There are two basic types of monitoring services — credit monitoring and identity monitoring.
Credit monitoring tracks activity on your credit reports at one, two, or all three of the major credit reporting agencies (CRAs) — Equifax, Experian, and TransUnion. If you spot activity that might result from identity theft or a mistake, you can take steps to resolve the problem before it grows. Usually, credit monitoring will alert you when:
a company checks your credit history
a new loan or credit card account is opened in your name
a creditor or debt collector says your payment is late
public records show that you’ve filed for bankruptcy
there is a legal judgment against you
your credit limits change
your personal information, like your name, address, or phone number, changes
Credit monitoring only warns you about an activity that shows up on your credit report. But many types of identity theft won’t appear. For example, credit monitoring won’t tell you if an identity thief withdraws money from your bank account, or uses your Social Security number to file a tax return and collect your refund.
Some services only monitor your credit report at one of the CRAs. So, for example, if your service only monitors TransUnion, you won’t be alerted to items that appear on your Equifax or Experian reports. Prices for credit monitoring vary widely, so it pays to shop around.
Questions to ask credit monitoring service providers:
Which credit reporting agencies do you monitor?
How often do you monitor CRA reports? Some monitor daily; others are less frequent.
What access will I have to my credit reports? Can I see my reports at all three CRAs? Is there a limit to how often I can see my reports? Will I be charged a separate fee each time I view a report?
Are other services included, such as access to my credit score?
Identity monitoring alerts you when your personal information — like your bank account information or Social Security, driver’s license, passport, or medical ID number — is being used in ways that generally don’t show up on your credit report. For example, identity monitoring services may tell you when your information shows up in:
change of address requests
court or arrest records
orders for new utility, cable, or wireless services
payday loan applications
check cashing requests
websites that identity thieves use to trade stolen information
To find out if your information is being misused, identity monitoring services must check databases that collect different types of information to see if they contain new or inaccurate information about you. For example, they might check the National Change of Address database to see if anyone is trying to redirect your mail. The effectiveness of the monitoring will depend on factors like the kinds of databases the service checks, how good the databases are at collecting information, and how often the service checks each database. There also may be information that a service cannot monitor. For example, most monitoring services can’t alert you to tax or government benefits fraud, including Medicare, Medicaid, welfare, and Social Security frauds.

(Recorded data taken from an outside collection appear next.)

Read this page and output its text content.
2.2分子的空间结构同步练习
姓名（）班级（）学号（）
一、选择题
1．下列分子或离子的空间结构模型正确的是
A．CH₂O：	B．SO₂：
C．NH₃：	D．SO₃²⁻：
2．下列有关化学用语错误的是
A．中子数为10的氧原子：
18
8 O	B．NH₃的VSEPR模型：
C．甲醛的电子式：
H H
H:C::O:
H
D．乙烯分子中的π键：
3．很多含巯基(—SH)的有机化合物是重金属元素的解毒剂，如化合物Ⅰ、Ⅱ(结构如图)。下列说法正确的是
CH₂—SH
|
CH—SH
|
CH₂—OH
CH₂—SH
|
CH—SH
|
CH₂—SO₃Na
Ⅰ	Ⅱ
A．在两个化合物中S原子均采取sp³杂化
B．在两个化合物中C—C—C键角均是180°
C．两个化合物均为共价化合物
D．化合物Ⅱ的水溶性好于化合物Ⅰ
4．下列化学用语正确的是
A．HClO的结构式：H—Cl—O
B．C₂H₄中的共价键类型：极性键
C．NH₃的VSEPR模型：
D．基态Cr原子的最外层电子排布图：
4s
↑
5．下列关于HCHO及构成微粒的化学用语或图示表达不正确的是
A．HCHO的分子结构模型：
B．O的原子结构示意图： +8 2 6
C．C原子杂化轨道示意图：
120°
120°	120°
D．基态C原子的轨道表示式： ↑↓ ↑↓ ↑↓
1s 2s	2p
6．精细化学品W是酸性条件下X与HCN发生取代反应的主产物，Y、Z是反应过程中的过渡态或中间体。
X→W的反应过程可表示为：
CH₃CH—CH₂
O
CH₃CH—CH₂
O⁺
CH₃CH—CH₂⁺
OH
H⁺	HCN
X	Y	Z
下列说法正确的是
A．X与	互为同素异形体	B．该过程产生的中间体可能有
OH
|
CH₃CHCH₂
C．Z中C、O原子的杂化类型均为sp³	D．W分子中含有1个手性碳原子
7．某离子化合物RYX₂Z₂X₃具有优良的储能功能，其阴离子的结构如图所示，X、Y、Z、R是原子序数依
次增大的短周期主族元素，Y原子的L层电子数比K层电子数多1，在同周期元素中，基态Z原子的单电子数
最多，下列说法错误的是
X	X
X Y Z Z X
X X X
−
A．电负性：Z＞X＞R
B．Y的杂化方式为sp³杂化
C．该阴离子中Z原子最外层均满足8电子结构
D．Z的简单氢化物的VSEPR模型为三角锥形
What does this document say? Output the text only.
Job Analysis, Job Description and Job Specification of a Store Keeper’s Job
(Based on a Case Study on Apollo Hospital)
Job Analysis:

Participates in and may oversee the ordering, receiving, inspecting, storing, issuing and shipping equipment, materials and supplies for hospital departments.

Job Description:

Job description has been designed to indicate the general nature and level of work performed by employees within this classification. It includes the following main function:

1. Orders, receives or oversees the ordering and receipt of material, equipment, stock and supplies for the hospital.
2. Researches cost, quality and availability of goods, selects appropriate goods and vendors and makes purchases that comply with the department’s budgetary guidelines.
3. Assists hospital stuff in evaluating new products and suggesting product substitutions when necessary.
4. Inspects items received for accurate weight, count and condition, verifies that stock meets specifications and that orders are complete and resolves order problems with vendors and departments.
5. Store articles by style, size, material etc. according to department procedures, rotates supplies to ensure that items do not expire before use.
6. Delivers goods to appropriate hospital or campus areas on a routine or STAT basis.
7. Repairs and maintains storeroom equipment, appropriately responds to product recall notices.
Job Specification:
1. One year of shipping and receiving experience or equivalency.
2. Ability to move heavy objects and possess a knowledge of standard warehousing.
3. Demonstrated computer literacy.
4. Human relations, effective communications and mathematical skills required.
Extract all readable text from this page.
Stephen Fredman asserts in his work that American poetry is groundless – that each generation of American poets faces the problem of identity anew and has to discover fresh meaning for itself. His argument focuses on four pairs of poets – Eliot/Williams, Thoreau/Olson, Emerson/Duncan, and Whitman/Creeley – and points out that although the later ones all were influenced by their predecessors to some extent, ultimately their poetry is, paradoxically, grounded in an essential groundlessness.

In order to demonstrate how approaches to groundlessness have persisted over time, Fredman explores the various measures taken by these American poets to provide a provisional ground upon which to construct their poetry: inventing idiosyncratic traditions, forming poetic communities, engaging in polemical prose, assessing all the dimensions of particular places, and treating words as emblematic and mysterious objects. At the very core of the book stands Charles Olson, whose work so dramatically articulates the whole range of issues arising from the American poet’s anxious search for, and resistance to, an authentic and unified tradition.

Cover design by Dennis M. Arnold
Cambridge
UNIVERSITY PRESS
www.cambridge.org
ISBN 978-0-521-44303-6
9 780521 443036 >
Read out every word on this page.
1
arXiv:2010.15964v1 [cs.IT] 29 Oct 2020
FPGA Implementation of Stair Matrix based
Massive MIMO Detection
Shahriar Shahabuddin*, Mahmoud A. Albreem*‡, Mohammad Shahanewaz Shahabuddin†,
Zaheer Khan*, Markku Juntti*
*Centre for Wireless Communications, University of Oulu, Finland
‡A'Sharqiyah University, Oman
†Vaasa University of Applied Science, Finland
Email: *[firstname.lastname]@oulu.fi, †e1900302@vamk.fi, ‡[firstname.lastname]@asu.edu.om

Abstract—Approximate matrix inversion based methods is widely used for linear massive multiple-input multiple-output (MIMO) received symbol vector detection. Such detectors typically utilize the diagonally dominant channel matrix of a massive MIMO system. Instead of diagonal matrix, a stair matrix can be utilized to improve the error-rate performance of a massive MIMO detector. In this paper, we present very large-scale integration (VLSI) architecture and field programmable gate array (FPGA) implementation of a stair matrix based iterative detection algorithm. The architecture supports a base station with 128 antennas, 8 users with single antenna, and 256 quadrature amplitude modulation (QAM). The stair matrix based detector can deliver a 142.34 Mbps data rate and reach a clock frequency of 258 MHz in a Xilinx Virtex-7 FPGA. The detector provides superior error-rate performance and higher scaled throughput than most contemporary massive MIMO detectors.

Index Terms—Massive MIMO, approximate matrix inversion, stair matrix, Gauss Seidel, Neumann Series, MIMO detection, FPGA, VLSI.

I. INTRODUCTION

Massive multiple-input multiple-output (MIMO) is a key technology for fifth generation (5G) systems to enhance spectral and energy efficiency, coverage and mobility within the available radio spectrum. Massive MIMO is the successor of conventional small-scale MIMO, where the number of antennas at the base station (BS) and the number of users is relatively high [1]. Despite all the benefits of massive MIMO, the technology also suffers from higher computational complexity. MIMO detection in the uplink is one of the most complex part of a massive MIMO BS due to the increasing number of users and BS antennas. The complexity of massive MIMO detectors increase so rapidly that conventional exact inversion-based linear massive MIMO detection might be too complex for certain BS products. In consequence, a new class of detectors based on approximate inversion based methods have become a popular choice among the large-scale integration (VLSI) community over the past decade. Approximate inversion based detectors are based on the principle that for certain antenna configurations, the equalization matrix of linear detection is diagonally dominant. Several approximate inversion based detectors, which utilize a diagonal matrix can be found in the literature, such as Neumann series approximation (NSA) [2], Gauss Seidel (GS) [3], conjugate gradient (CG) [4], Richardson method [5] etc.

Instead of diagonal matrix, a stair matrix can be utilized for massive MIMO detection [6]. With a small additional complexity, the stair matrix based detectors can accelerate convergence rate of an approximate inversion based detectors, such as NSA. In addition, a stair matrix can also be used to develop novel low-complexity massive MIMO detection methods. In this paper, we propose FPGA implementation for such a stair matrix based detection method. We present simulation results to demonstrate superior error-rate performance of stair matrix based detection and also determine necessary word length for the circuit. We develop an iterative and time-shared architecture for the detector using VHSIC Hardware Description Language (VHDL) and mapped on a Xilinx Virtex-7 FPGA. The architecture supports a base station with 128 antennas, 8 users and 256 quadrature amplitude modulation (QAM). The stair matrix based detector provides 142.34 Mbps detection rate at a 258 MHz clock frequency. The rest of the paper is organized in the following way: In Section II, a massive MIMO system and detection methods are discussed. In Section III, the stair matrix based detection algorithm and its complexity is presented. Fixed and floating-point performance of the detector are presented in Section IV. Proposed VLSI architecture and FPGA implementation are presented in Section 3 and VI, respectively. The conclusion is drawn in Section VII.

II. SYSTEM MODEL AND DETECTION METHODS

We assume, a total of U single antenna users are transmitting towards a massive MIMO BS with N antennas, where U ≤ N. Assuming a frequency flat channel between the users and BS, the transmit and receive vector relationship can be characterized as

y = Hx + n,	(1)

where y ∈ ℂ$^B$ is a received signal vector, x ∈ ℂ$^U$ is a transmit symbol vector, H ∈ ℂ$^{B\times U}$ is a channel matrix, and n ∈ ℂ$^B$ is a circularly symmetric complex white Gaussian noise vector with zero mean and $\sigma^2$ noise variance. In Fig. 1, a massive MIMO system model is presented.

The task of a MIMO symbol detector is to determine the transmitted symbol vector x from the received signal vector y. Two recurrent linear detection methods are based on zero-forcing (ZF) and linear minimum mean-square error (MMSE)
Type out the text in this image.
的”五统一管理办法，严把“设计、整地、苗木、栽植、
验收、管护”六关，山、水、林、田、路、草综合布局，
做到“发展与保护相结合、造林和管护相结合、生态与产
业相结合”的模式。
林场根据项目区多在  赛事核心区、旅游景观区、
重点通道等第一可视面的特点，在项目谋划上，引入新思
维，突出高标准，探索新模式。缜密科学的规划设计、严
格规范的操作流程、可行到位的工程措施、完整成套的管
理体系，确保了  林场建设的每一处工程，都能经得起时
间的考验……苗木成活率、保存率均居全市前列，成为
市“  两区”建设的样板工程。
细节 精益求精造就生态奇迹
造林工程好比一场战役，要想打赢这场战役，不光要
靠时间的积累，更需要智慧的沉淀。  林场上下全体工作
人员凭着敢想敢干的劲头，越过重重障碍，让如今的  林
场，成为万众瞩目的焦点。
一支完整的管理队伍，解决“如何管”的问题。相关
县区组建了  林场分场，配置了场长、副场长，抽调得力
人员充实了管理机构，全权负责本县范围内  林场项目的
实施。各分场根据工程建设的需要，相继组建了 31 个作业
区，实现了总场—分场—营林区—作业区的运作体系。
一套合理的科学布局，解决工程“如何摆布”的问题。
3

Questions to ask identity monitoring providers:
What kinds of information do you check, and how often? For example, does the service check databases that show payday loan applications to see if someone is misusing your information to get a loan?
What personal information do you need from me and how will you use my information?
Are other services included with the identity monitoring service? Do they cost extra?
Identity recovery services are designed to help you regain control of your good name and finances after identity theft occurs. Usually, trained counselors or case managers walk you through the process of addressing your identity theft problems. They may help you write letters to creditors and debt collectors, place a freeze on your credit report to prevent an identity thief from opening new accounts in your name or guide you through documents you have to review. Some services will represent you in dealing with creditors or other institutions if you formally grant them the authority to act on your behalf.
As with any insurance policy, there may be a deductible, as well as limitations and exclusions. Also, most policies don’t pay if your loss is otherwise covered by your homeowner’s or renter’s insurance. If you’re interested in identity theft insurance, ask to see a copy of the company’s terms and conditions.
The issue of identity theft is swimming at a very high rate in the U.S. Over 13 million cases are reported every year. This is not a time to resort to being careful only as carefulness without commensurate action might not yield results. Identity theft protection insurance companies are everywhere. They help to monitor as well as recover stolen items. Your identity is your strength and when tampered with, your reputation and integrity are on the line.